Globalization’s Winners and Losers
The crisis decades accelerated globalization’s uneven spread. East Asia—led by Japan, South Korea, and later China—emerged as a manufacturing powerhouse. Meanwhile, Latin America and Africa suffered “lost decades.” Debt crises forced austerity on nations like Mexico and Brazil, reversing earlier gains. By 1990, sub-Saharan Africa’s per capita GDP was just 8% of industrialized nations’, down from 14% in 1960.
Transnational corporations and financial markets gained unprecedented power, often eclipsing national governments. The 1987 stock market crash and 1992 currency crises revealed how little control states had over global capital flows. Even the IMF and World Bank, originally designed to stabilize economies, became enforcers of neoliberal orthodoxy, imposing harsh conditions on debtor nations.
The Crisis of Democracy
The erosion of economic sovereignty undermined faith in democratic institutions. Voters punished incumbents but found little solace in opposition parties. Social democratic governments, unable to deliver jobs or growth, lost support to single-issue movements and anti-establishment figures. Italy’s political system collapsed in 1993 under corruption scandals; Canada’s ruling Conservatives were decimated that same year.
Nationalist and separatist movements gained ground, from Quebec to Catalonia. These often masked deeper anxieties: the fear of cultural homogenization, resentment toward immigrants, and a longing for stability in a fragmenting world.
Legacy: A World Transformed
The crisis decades reshaped the 21st century’s economic and political landscape.

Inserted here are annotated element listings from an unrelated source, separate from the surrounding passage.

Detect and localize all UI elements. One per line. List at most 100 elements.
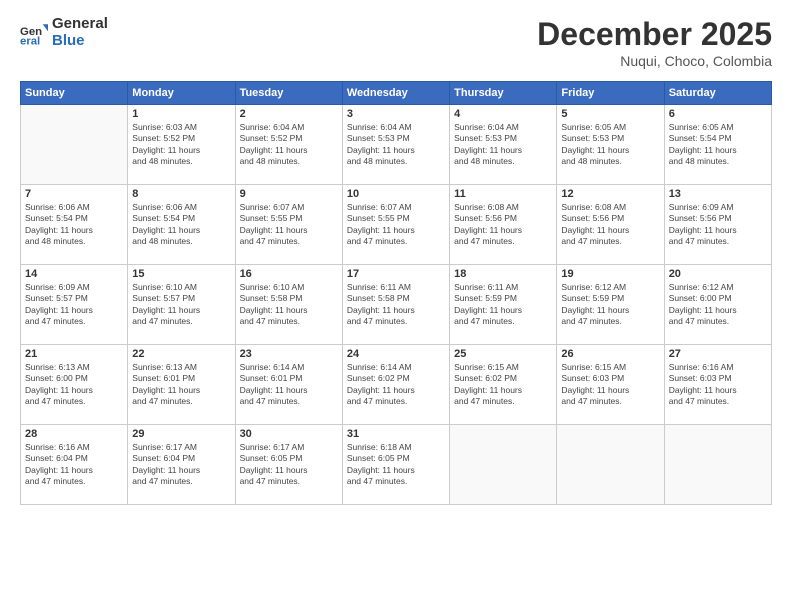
day-info: Sunrise: 6:04 AMSunset: 5:53 PMDaylight:…: [347, 122, 445, 168]
calendar-week-row: 21Sunrise: 6:13 AMSunset: 6:00 PMDayligh…: [21, 345, 772, 425]
header-tuesday: Tuesday: [235, 82, 342, 105]
calendar-cell: 14Sunrise: 6:09 AMSunset: 5:57 PMDayligh…: [21, 265, 128, 345]
day-info: Sunrise: 6:17 AMSunset: 6:05 PMDaylight:…: [240, 442, 338, 488]
day-number: 5: [561, 108, 659, 120]
day-info: Sunrise: 6:09 AMSunset: 5:57 PMDaylight:…: [25, 282, 123, 328]
calendar-cell: 13Sunrise: 6:09 AMSunset: 5:56 PMDayligh…: [664, 185, 771, 265]
svg-text:eral: eral: [20, 35, 40, 47]
day-info: Sunrise: 6:15 AMSunset: 6:03 PMDaylight:…: [561, 362, 659, 408]
day-info: Sunrise: 6:10 AMSunset: 5:58 PMDaylight:…: [240, 282, 338, 328]
day-info: Sunrise: 6:16 AMSunset: 6:04 PMDaylight:…: [25, 442, 123, 488]
weekday-header-row: Sunday Monday Tuesday Wednesday Thursday…: [21, 82, 772, 105]
day-info: Sunrise: 6:06 AMSunset: 5:54 PMDaylight:…: [25, 202, 123, 248]
calendar-cell: 4Sunrise: 6:04 AMSunset: 5:53 PMDaylight…: [450, 105, 557, 185]
day-info: Sunrise: 6:04 AMSunset: 5:53 PMDaylight:…: [454, 122, 552, 168]
day-info: Sunrise: 6:07 AMSunset: 5:55 PMDaylight:…: [240, 202, 338, 248]
day-number: 8: [132, 188, 230, 200]
day-info: Sunrise: 6:07 AMSunset: 5:55 PMDaylight:…: [347, 202, 445, 248]
day-info: Sunrise: 6:04 AMSunset: 5:52 PMDaylight:…: [240, 122, 338, 168]
logo-general-text: General: [52, 16, 108, 33]
day-number: 19: [561, 268, 659, 280]
day-info: Sunrise: 6:08 AMSunset: 5:56 PMDaylight:…: [561, 202, 659, 248]
calendar-cell: 28Sunrise: 6:16 AMSunset: 6:04 PMDayligh…: [21, 425, 128, 505]
calendar-cell: 21Sunrise: 6:13 AMSunset: 6:00 PMDayligh…: [21, 345, 128, 425]
calendar-cell: 2 Sunrise: 6:04 AMSunset: 5:52 PMDaylight…: [235, 105, 342, 185]
day-info: Sunrise: 6:12 AMSunset: 5:59 PMDaylight:…: [561, 282, 659, 328]
calendar-cell: 11Sunrise: 6:08 AMSunset: 5:56 PMDayligh…: [450, 185, 557, 265]
day-info: Sunrise: 6:14 AMSunset: 6:01 PMDaylight:…: [240, 362, 338, 408]
day-info: Sunrise: 6:05 AMSunset: 5:53 PMDaylight:…: [561, 122, 659, 168]
calendar-cell: 22 Sunrise: 6:13 AMSunset: 6:01 PMDayligh…: [128, 345, 235, 425]
day-number: 2: [240, 108, 338, 120]
page-header: Gen eral General Blue December 2025 Nuqu…: [20, 16, 772, 69]
day-number: 31: [347, 428, 445, 440]
calendar-week-row: 1 Sunrise: 6:03 AMSunset: 5:52 PMDaylight…: [21, 105, 772, 185]
header-thursday: Thursday: [450, 82, 557, 105]
calendar-cell: [450, 425, 557, 505]
day-number: 15: [132, 268, 230, 280]
day-number: 20: [669, 268, 767, 280]
calendar-cell: 26 Sunrise: 6:15 AMSunset: 6:03 PMDayligh…: [557, 345, 664, 425]
calendar-cell: 12 Sunrise: 6:08 AMSunset: 5:56 PMDayligh…: [557, 185, 664, 265]
calendar-cell: 5 Sunrise: 6:05 AMSunset: 5:53 PMDaylight…: [557, 105, 664, 185]
calendar-cell: 10Sunrise: 6:07 AMSunset: 5:55 PMDayligh…: [342, 185, 449, 265]
day-info: Sunrise: 6:08 AMSunset: 5:56 PMDaylight:…: [454, 202, 552, 248]
header-sunday: Sunday: [21, 82, 128, 105]
day-info: Sunrise: 6:09 AMSunset: 5:56 PMDaylight:…: [669, 202, 767, 248]
header-friday: Friday: [557, 82, 664, 105]
day-number: 7: [25, 188, 123, 200]
logo-icon: Gen eral: [20, 19, 48, 47]
day-number: 17: [347, 268, 445, 280]
day-info: Sunrise: 6:18 AMSunset: 6:05 PMDaylight:…: [347, 442, 445, 488]
day-number: 30: [240, 428, 338, 440]
day-number: 27: [669, 348, 767, 360]
day-info: Sunrise: 6:17 AMSunset: 6:04 PMDaylight:…: [132, 442, 230, 488]
header-saturday: Saturday: [664, 82, 771, 105]
calendar-cell: 19 Sunrise: 6:12 AMSunset: 5:59 PMDayligh…: [557, 265, 664, 345]
logo: Gen eral General Blue: [20, 16, 108, 49]
calendar-cell: 6 Sunrise: 6:05 AMSunset: 5:54 PMDaylight…: [664, 105, 771, 185]
header-wednesday: Wednesday: [342, 82, 449, 105]
day-info: Sunrise: 6:12 AMSunset: 6:00 PMDaylight:…: [669, 282, 767, 328]
month-title: December 2025: [537, 16, 772, 53]
day-number: 6: [669, 108, 767, 120]
logo-blue-text: Blue: [52, 33, 108, 50]
calendar-cell: 9 Sunrise: 6:07 AMSunset: 5:55 PMDaylight…: [235, 185, 342, 265]
calendar-cell: 8Sunrise: 6:06 AMSunset: 5:54 PMDaylight…: [128, 185, 235, 265]
calendar-cell: 23Sunrise: 6:14 AMSunset: 6:01 PMDayligh…: [235, 345, 342, 425]
calendar-cell: [664, 425, 771, 505]
day-number: 26: [561, 348, 659, 360]
calendar-cell: [21, 105, 128, 185]
calendar-cell: 27 Sunrise: 6:16 AMSunset: 6:03 PMDayligh…: [664, 345, 771, 425]
day-number: 1: [132, 108, 230, 120]
day-number: 29: [132, 428, 230, 440]
calendar-cell: 31 Sunrise: 6:18 AMSunset: 6:05 PMDayligh…: [342, 425, 449, 505]
calendar-cell: 18 Sunrise: 6:11 AMSunset: 5:59 PMDayligh…: [450, 265, 557, 345]
day-info: Sunrise: 6:11 AMSunset: 5:59 PMDaylight:…: [454, 282, 552, 328]
header-monday: Monday: [128, 82, 235, 105]
calendar-cell: 16 Sunrise: 6:10 AMSunset: 5:58 PMDayligh…: [235, 265, 342, 345]
calendar-cell: 15 Sunrise: 6:10 AMSunset: 5:57 PMDayligh…: [128, 265, 235, 345]
day-number: 21: [25, 348, 123, 360]
day-number: 9: [240, 188, 338, 200]
day-info: Sunrise: 6:03 AMSunset: 5:52 PMDaylight:…: [132, 122, 230, 168]
day-number: 16: [240, 268, 338, 280]
day-info: Sunrise: 6:13 AMSunset: 6:01 PMDaylight:…: [132, 362, 230, 408]
day-number: 3: [347, 108, 445, 120]
day-number: 24: [347, 348, 445, 360]
day-info: Sunrise: 6:16 AMSunset: 6:03 PMDaylight:…: [669, 362, 767, 408]
calendar-cell: 3 Sunrise: 6:04 AMSunset: 5:53 PMDaylight…: [342, 105, 449, 185]
day-info: Sunrise: 6:10 AMSunset: 5:57 PMDaylight:…: [132, 282, 230, 328]
calendar-table: Sunday Monday Tuesday Wednesday Thursday…: [20, 81, 772, 505]
day-number: 22: [132, 348, 230, 360]
title-block: December 2025 Nuqui, Choco, Colombia: [537, 16, 772, 69]
calendar-cell: 30 Sunrise: 6:17 AMSunset: 6:05 PMDayligh…: [235, 425, 342, 505]
location-text: Nuqui, Choco, Colombia: [537, 53, 772, 69]
calendar-cell: 25Sunrise: 6:15 AMSunset: 6:02 PMDayligh…: [450, 345, 557, 425]
calendar-cell: 7 Sunrise: 6:06 AMSunset: 5:54 PMDaylight…: [21, 185, 128, 265]
day-number: 12: [561, 188, 659, 200]
day-info: Sunrise: 6:15 AMSunset: 6:02 PMDaylight:…: [454, 362, 552, 408]
calendar-week-row: 7 Sunrise: 6:06 AMSunset: 5:54 PMDaylight…: [21, 185, 772, 265]
day-info: Sunrise: 6:05 AMSunset: 5:54 PMDaylight:…: [669, 122, 767, 168]
day-number: 18: [454, 268, 552, 280]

They dismantled the postwar social contract, replacing it with a more volatile, winner-takes-all capitalism. Inequality became entrenched, not just between nations but within them. The rise of China and the decline of labor’s power redrew global hierarchies.
Yet the era also sowed the seeds of today’s discontent. The 2008 financial crisis and recent populist upheavals trace their roots to the unresolved tensions of the 1970s–1990s. As the OECD warned in 1983, a society divided between “us” and “them”—between the secure and the precarious—carries dangers that still loom large. The crisis decades were not an aberration but a prelude to our present uncertainties.